The student in the gardens of St George's Church ranted at his companion.
"Nobody believes," the student wailed. "Oh, everyone in the department says, I mean, they all claim to know about old Hawksmoor and-" in a sarcastically elevated pitch "-those terribly eccentric assimilations of Egyptian and Phoenician superstitions into his architectural oeuvre, rendering the sublime both bizarre and baroque—bloody Dr Price's words, incidentally—but nobody really realises what he discovered."
The other just nodded, sympathetically.
"I mean, take the geometry of the steeple. It follows the principles of a hermeneutic that he learnt from the writings of Mausolus. It glows with ancient power. Anyone can see that from miles away. But do people care? No!" He almost spat. "People are amazed if they can sharpen a razorblade in a paper pyramid, but they don't think, they don't think about the possibilities on the grand scale of a visionary like Hawksmoor."
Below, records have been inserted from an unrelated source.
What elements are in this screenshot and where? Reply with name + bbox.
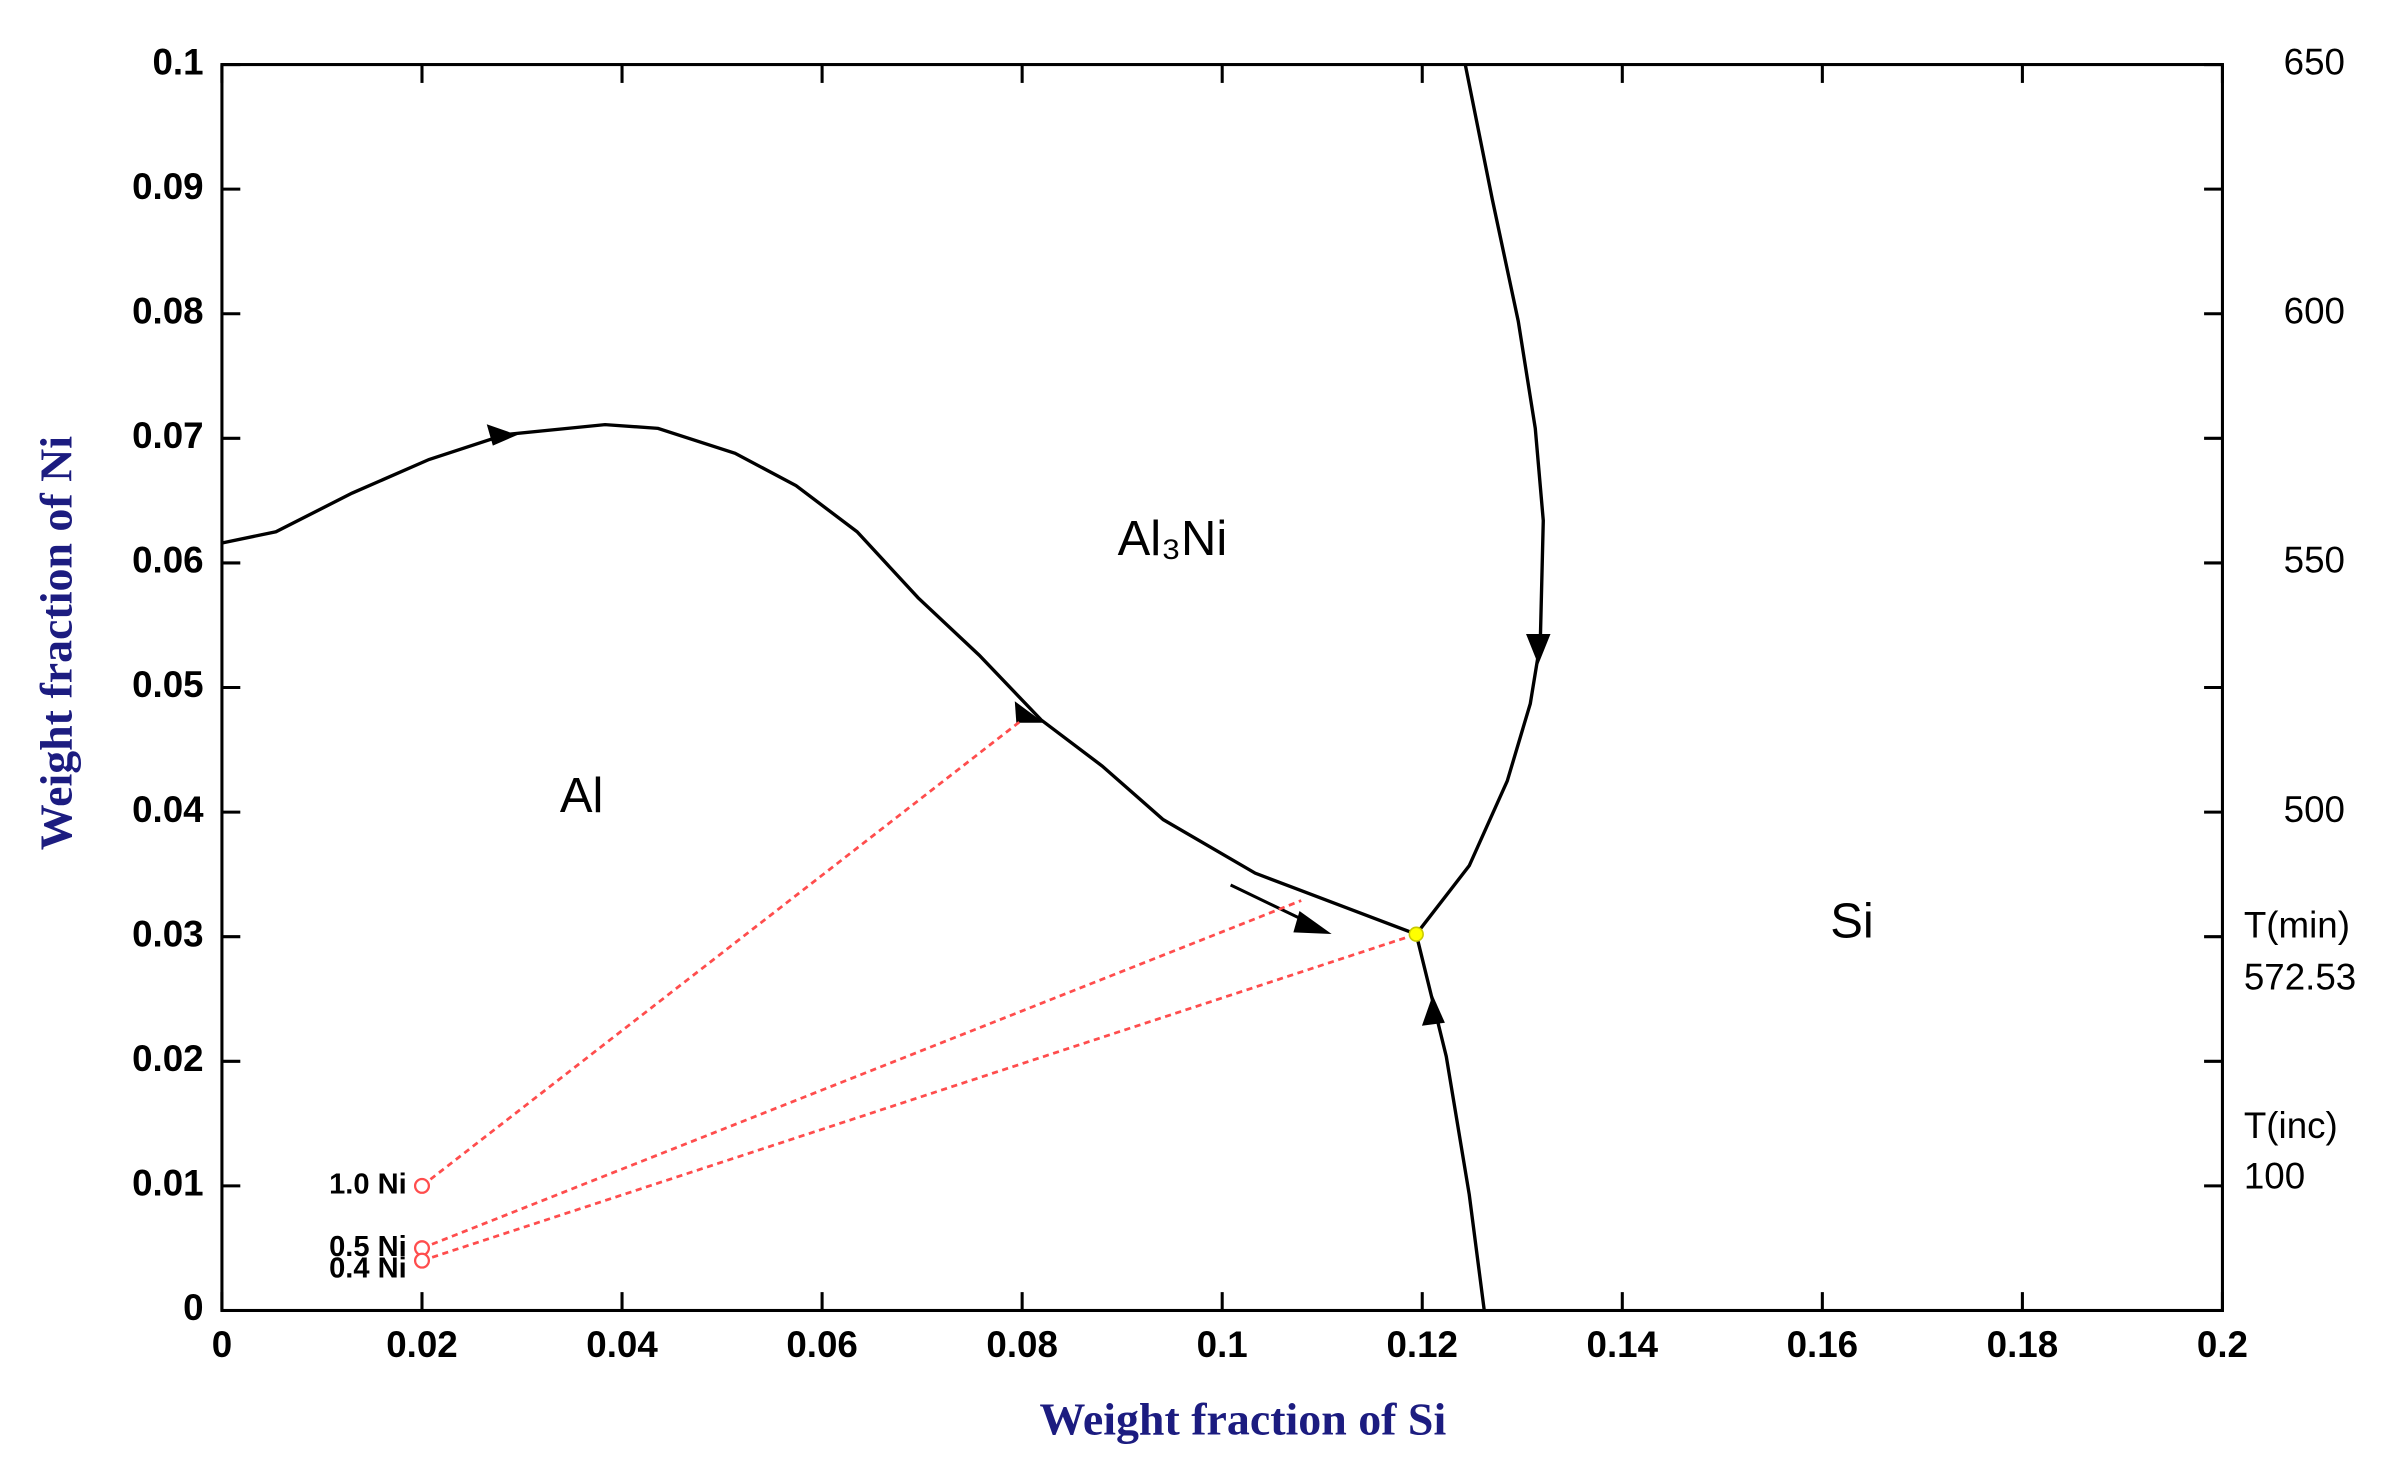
- y-axis-title: Weight fraction of Ni: [31, 436, 82, 851]
- x-tick-label: 0: [212, 1324, 232, 1365]
- x-tick-label: 0.18: [1987, 1324, 2058, 1365]
- y-tick-label: 0.03: [132, 913, 203, 954]
- alloy-label: 0.5 Ni: [329, 1231, 407, 1263]
- direction-arrows: [486, 424, 1551, 1026]
- alloy-point: [413, 1252, 431, 1269]
- alloy-point: [413, 1177, 431, 1194]
- annotation-label: T(inc): [2244, 1105, 2338, 1146]
- region-label: Al₃Ni: [1118, 512, 1228, 566]
- eutectic-point: [1408, 926, 1424, 942]
- x-tick-label: 0.04: [586, 1324, 658, 1365]
- phase-boundary: [1414, 64, 1545, 936]
- arrow: [1293, 910, 1332, 934]
- x-tick-label: 0.06: [786, 1324, 857, 1365]
- y2-tick-label: 600: [2284, 290, 2345, 331]
- y-tick-label: 0.07: [132, 415, 203, 456]
- y2-tick-label: 550: [2284, 540, 2345, 581]
- x-tick-label: 0.16: [1787, 1324, 1858, 1365]
- region-label: Si: [1830, 895, 1874, 949]
- y-tick-label: 0.02: [132, 1038, 203, 1079]
- x-tick-label: 0.12: [1387, 1324, 1458, 1365]
- x-tick-label: 0.14: [1587, 1324, 1659, 1365]
- phase-boundary: [1414, 933, 1486, 1311]
- plot-frame: [220, 63, 2224, 1313]
- x-tick-label: 0.1: [1197, 1324, 1248, 1365]
- y-tick-label: 0.1: [153, 41, 204, 82]
- alloy-label: 1.0 Ni: [329, 1169, 407, 1201]
- annotation-value: 100: [2244, 1156, 2305, 1197]
- y-tick-label: 0.06: [132, 540, 203, 581]
- arrow-shaft: [1229, 883, 1311, 925]
- tie-line: [421, 718, 1023, 1187]
- region-label: Al: [560, 769, 604, 823]
- y2-tick-label: 650: [2284, 41, 2345, 82]
- y-tick-label: 0.09: [132, 166, 203, 207]
- x-tick-label: 0.2: [2197, 1324, 2248, 1365]
- x-tick-label: 0.08: [986, 1324, 1057, 1365]
- x-tick-label: 0.02: [386, 1324, 457, 1365]
- annotation-label: T(min): [2244, 905, 2350, 946]
- x-axis-title: Weight fraction of Si: [1039, 1393, 1446, 1444]
- y-tick-label: 0.01: [132, 1163, 203, 1204]
- y-tick-label: 0.05: [132, 664, 203, 705]
- y2-tick-label: 500: [2284, 789, 2345, 830]
- alloy-label: 0.4 Ni: [329, 1253, 407, 1285]
- phase-boundary: [221, 422, 1417, 936]
- tie-line: [421, 899, 1302, 1250]
- y-tick-label: 0.08: [132, 290, 203, 331]
- tie-line: [421, 932, 1417, 1262]
- annotation-value: 572.53: [2244, 957, 2356, 998]
- y-tick-label: 0.04: [132, 789, 204, 830]
- y-tick-label: 0: [183, 1287, 203, 1328]
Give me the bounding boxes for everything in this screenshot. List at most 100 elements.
The researcher flailed his arms like a drowning man. He had taken to spending his lunchtimes in the gardens. It was close enough to his supervisor's and his own offices, and familiar to him through his hours of research; he invariably met one friend or other there: someone to talk to, or more often at.
Still quiet, his companion offered a sympathetic half-smile. This was all the encouragement the student required.
"Look at it," he said, waving up at the church buildings and beginning to stride. "The ideas! The symbology! Hawksmoor knew, you know. Glorious! Theosophical! Perfect!" He gazed in awe at the building, while his companion shifted round to appraise it. "Hawksmoor-" (he wagged his finger) "-learned how to stop the ravages of time. He could resurrect the dead and wind up history like a spring. He pulled the past to his present and his present to the future!" The researcher was shouting now. "His life was eternal: his, and all those lives that he gifted with his secret knowledge! But nobody believes!"
Spent, he hung his head onto his chest, and all the life seemed to leak out of him. His companion shifted, and spoke.
"I believe," he affirmed. His accent couldn't be placed: it was old and musty like damp, hidebound books.
The student lifted his head at this and nodded amiably in response. He looked on as his friend slowly disappeared, leaving only the gravestone he had been leaning on.